X_train, X_test, y_train, y_test = train_test_split(X, y, test_size=0.2, random_state=42)

# 로지스틱 회귀 모델을 사용하여 학습
model = LogisticRegression()
model.fit(X_train, y_train)

y_pred = model.predict(X_test)

accuracy = accuracy_score(y_test, y_pred)
print(f'Accuracy: {accuracy * 100:.2f}%')

# 새로운 문장 감정 분석
new_sentences = ["I really hate this!", "This is the best thing ever."]
new_X = vectorizer.transform(new_sentences)
new_predictions = model.predict(new_X)

for sentence, prediction in zip(new_sentences, new_predictions):
    sentiment = "Positive" if prediction == 1 else "Negative"
    print(f'Text: {sentence} -> Sentiment: {sentiment}')

*Word2Vec + 군집화

from gensim.models import Word2Vec
from sklearn.cluster import KMeans
import matplotlib.pyplot as plt
import numpy as np

sentences = [
    ['dog', 'barks', 'cat', 'meows', 'cow', 'moos'],
    ['car', 'drives', 'bike', 'rides', 'train', 'runs'],
    ['apple', 'fruit', 'banana', 'orange', 'grape'],
    ['computer', 'keyboard', 'mouse', 'monitor'],
    ['king', 'queen', 'man', 'woman', 'prince', 'princess']
]

model = Word2Vec(sentences, vector_size=50, window=2, min_count=1, sg=1)

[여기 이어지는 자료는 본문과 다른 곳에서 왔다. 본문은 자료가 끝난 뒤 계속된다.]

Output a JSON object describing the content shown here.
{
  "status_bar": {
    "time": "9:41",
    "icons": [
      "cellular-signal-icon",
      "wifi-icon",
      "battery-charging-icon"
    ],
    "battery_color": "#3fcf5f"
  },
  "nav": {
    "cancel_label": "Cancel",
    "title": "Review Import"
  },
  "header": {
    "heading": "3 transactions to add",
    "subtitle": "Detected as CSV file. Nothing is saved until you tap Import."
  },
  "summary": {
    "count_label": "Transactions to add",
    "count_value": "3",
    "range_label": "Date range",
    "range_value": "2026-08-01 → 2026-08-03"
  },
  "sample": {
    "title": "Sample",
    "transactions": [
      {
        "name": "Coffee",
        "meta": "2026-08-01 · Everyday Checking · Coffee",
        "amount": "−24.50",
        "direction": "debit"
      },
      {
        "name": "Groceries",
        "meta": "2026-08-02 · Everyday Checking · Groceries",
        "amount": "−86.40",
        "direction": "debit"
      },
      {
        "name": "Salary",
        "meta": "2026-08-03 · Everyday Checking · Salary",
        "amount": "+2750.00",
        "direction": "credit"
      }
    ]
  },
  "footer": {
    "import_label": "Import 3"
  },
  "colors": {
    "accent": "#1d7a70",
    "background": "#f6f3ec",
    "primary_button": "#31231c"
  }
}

words = list(model.wv.index_to_key)
word_vectors = np.array([model.wv[word] for word in words])   # 단어 벡터 추출

k = 4
kmeans = KMeans(n_clusters=k, random_state=42)
kmeans.fit(word_vectors)
labels = kmeans.labels_

# 클러스터별 단어 출력
from collections import defaultdict
clustered_words = defaultdict(list)
for word, label in zip(words, labels):
    clustered_words[label].append(word)

print("📦 클러스터별 단어 그룹:")
for cluster_id, word_list in clustered_words.items():
    print(f"Cluster {cluster_id}: {', '.join(word_list)}")

from sklearn.manifold import TSNE

# t-SNE: 고차원 데이터를 저차원(보통 2D 또는 3D)으로 시각화하는 데 널리 쓰이는 차원 축소 기법 - 비선형 축소
tsne = TSNE(n_components=2, random_state=42, perplexity=5)
reduced = tsne.fit_transform(word_vectors)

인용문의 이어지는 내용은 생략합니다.